By Hiroshi Shiibashi ♦Viz Media-Shonen Jump ♦ Teen ♦ $9.99
Rating: ★★★½☆

This volume finishes a the story of from the past Supreme Commander Nurarihyon. It tells of his battle with Hagoromo-Gitsune, the then Lord of the Pandemonium, how he took the title from her, took a human princess as his bride, and got his blood line cursed. This is all a prelude of course to Hagoromo-Gitsune’s rebirth, and the need for Rikuo to undergo more rigorous training so he can survive an encounter with the ancient yokai.

I did like this volume. It was fun seeing Nurarihyon as a young, brash yokai. He is impulsive but passionate, proposing to Princess Yo so casually, and then racing off to rescue her by himself, when he learns she has been taken by Hagoromo-Gitsune’s men. It was also fun to see all the older yokai from Nurarihoyon’s parade as young yokai. And though I did like the yakuza reveal on Nurarihyon, there were no yakuza yet at the beginning of the Edo-period, when this story occurs, so it gets points off for that. I also liked seeing Nurarihyon take on Rikuo, showing him he wasn’t ready to go to Kyoto, not that Rikuo’s yokai side was ready to accept that. The challenge of becoming more powerful like his grandfather was a greater persuading factor than the beat-down.

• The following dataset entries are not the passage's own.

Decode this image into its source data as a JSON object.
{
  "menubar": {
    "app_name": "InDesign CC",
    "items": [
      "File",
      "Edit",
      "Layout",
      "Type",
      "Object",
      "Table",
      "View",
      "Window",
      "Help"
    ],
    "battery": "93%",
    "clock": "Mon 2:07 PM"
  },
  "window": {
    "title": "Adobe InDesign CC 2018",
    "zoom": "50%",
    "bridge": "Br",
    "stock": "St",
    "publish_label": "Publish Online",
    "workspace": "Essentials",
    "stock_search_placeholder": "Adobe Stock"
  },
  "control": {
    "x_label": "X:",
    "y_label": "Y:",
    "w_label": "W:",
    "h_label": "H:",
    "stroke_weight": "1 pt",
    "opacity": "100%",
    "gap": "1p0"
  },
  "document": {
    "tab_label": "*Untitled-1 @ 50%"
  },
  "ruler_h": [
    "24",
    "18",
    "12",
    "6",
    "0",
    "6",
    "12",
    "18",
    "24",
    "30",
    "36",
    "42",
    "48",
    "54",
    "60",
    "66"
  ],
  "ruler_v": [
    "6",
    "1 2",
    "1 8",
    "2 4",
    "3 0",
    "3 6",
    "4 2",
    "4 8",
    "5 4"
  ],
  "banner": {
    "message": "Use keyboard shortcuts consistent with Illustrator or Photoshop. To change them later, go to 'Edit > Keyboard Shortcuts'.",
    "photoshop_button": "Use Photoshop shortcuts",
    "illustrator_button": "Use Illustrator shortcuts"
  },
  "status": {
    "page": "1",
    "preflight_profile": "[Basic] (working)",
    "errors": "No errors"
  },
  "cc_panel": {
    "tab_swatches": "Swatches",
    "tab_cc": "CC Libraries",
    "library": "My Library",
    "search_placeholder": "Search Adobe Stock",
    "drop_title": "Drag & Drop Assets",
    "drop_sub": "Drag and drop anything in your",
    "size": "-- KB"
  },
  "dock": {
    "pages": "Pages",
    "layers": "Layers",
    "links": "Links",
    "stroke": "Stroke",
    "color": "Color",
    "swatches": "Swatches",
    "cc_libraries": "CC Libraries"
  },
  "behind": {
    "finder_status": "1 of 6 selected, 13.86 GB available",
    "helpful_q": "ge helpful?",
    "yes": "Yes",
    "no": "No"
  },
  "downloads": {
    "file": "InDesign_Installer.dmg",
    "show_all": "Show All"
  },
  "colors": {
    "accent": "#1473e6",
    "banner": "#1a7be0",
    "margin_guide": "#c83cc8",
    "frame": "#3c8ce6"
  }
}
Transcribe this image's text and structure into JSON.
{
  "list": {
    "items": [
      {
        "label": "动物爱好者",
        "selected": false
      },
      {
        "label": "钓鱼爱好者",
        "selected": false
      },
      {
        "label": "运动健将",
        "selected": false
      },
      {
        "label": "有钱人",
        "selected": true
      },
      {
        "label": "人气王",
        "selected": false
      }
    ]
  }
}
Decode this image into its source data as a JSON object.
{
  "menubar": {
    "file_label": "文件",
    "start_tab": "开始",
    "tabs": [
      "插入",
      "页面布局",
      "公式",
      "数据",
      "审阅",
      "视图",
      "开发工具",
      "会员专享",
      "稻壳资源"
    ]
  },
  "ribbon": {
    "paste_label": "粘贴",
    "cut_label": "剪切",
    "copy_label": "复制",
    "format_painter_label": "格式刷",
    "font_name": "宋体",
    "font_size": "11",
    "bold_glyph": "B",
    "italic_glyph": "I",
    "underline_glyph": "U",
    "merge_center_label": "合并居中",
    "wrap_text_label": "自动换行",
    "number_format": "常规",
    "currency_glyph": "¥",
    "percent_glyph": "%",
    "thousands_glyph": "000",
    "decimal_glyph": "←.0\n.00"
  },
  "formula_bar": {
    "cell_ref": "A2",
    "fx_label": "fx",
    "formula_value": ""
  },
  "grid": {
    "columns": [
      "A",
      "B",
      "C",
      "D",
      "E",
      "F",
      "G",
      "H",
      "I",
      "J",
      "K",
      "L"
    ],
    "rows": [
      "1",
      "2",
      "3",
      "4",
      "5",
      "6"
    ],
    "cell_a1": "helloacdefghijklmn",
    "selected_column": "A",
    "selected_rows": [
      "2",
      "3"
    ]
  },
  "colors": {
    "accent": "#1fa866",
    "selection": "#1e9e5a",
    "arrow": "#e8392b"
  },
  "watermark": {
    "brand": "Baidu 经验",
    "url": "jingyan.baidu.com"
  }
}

While it was interesting to see the back story of the Nura Clan, it still isn’t enough to put Nura: Rise of the Yokai Clan on my must read list. I have come to like some of the characters, but it’s shonen battle format tends to cancel that out.

Bakuman Volume 10

Story by Tsugumi Ohba; Art by Takeshi Obata ♦ Viz Media-Shonen Jump ♦ Teen ♦ $9.99
Rating: ★★★★½

Moritaka and Akito asked for, and received permission to end their gag manga, but now, they have six months, or three serialization meetings to come up with something that will surpass Eiji’s work. Even with the help of former editor Hattori, the boys have their work cut out for them, as they stretch themselves to find the right balance for a successful series.

It’s really amazing how a series about making manga can be so engrossing. This was another volume where I was riveted to the pages and didn’t want to put it down. It was great to see a senior editor at work as Hattori had the boys trying out different stories and genres to get them to a place where they could really create something good. And the guilt he felt after, when he becomes their editor again was actually touching. It was also nice to see Miura learn and grow from watching Hattori. The final serialization meeting was just intense, especially after it dawned on the editors that they really had Muto Ashirogi’s fate in their hands. It was great to see the editors look at the decision not just as a business one, but a moral one as well. Part of their job is to help their creators, so how is it helping Muto Ashirogi to keep them from Jump? It was a really well-written scene.

I continue to enjoy and look forward to new volumes of Bakuman. It keeps all the excitement and drama of a shonen series going, and uses the tropes of training and powering up in novel ways so it doesn feel old and tired. I still recommend this title highly.